Digital Shadows notes that the arrest of several alleged REvil members by the Russian government appears to have shaken Russian cybercriminals' confidence that they won't be prosecuted so long as they target victims outside of Russia and former CIS countries. Criminals have been discussing the possibility of prison time on underground forums, mulling whether it would be better to serve time in Russia or the US. Some crooks believe that prison in Russia is harsher, but that their terms will be shorter than if they're extradited to the US (and some users pointed out that if they're arrested, they may not have a choice where they end up in prison). Others believe that they won't be arrested in Russia if they continue operating as usual. Still others recommend improved operational security, so that they won't end up on Russian law enforcement's radar in the first place.
In any case, Digital Shadows concludes that "[t]he recent arrests have certainly got users worried."
Iran's Moses Staff attempts to damage Israeli companies.
Researchers at Cybereason are tracking an Iranian threat actor called "Moses Staff" that's primarily targeting Israeli companies with a previously unobserved Trojan dubbed "StrifeWater." The threat actor then steals and leaks sensitive data, and deploys ransomware for purely destructive purposes:
"The group was first spotted in October 2021 and claims their motivation is to harm Israeli companies by leaking sensitive, stolen data. Aside from Israel, which appears to be the main target of the group, Moses Staff was observed targeting organizations in other countries, including Italy, India, Germany, Chile, Turkey, UAE, and the US. The group targets a variety of industries, among them Government, Finance, Travel, Energy, Manufacturing, and the Utilities industry....Normally, once the group infiltrates an organization and steals sensitive data, they deploy ransomware to encrypt the infected machines. Unlike financially motivated cybercrime ransomware groups who encrypt the files as leverage for ransom payment, the encryption of the files in the Moses Staff attacks serves two purposes: inflicting damages by disrupting critical business operations, and covering the attackers’ tracks. The end goal for Moses Staff appears to be more politically-motivated rather than financial. Analysis of the group’s conduct and operations suggests that Moses Staff leverages cyber espionage and sabotage to advance Iran’s geopolitical goals by inflicting damage and spreading fear."
Cybereason has also published research on a new PowerShell backdoor being used by Phosphorous, another Iranian threat actor (also known as Charming Kitten or APT35). The backdoor, called "PowerLess," is being used in cyberespionage attacks. The researchers also discovered ties between Phosphorous and the previously unattributed Memento ransomware.

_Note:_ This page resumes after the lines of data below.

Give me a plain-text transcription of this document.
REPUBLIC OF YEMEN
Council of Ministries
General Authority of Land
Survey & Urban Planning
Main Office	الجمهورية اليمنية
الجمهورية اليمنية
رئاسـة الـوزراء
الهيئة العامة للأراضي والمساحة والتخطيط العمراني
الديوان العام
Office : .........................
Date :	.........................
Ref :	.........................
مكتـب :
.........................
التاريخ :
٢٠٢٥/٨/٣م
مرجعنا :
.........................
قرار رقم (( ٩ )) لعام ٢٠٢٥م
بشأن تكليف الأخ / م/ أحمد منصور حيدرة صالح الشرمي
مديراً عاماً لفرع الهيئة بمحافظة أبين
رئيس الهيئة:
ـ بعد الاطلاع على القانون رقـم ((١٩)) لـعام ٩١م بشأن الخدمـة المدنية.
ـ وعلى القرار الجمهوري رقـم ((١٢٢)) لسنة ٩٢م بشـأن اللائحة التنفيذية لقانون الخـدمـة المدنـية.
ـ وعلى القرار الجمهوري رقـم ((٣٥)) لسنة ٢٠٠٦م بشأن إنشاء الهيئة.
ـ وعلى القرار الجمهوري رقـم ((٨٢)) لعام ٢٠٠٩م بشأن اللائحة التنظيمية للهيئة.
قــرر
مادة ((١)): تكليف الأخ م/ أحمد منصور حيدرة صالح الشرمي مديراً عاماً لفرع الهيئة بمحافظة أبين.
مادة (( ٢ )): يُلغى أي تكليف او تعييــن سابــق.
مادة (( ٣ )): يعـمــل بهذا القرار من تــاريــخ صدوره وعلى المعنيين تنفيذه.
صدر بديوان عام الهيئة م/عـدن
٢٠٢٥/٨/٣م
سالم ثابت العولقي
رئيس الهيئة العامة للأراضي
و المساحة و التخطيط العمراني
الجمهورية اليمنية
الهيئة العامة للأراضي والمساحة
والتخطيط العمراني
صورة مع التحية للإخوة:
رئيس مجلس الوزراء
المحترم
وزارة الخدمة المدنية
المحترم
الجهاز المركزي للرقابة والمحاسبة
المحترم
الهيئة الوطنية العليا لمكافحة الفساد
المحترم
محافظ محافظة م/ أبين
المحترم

MuddyWater targets Turkey.
Cisco Talos says the Iranian threat actor MuddyWater has been conducting two separate cyberespionage campaigns against government entities in Turkey. US Cyber Command last month attributed MuddyWater to Iran's Ministry of Intelligence and Security. Cisco Talos says the threat actor is using spearphishing emails posing as the Turkish Health and Interior Ministries:
"Talos recently observed a campaign operating as recently as November 2021, which we attribute with high confidence to the MuddyWater group, targeting Turkish government entities, including the Scientific And Technological Research Council of Turkey — Tubitak. This campaign consisted of the use of malicious excel documents (XLS maldocs) and executables stored on a file hosting domain "snapfile[.]org", which would be delivered to the victims in the form of PDF documents with embedded links.
"These maldocs, hosted on attacker-controlled or public media-sharing websites are downloaded by malicious PDFs meant to trick the targets into downloading and opening the maldocs. Based on historic evidence of similar campaigns conducted by MuddyWater, it is highly likely that these PDFs served as the initial entry points to the attacks and were distributed via email messages as part of spear-phishing efforts conducted by the group."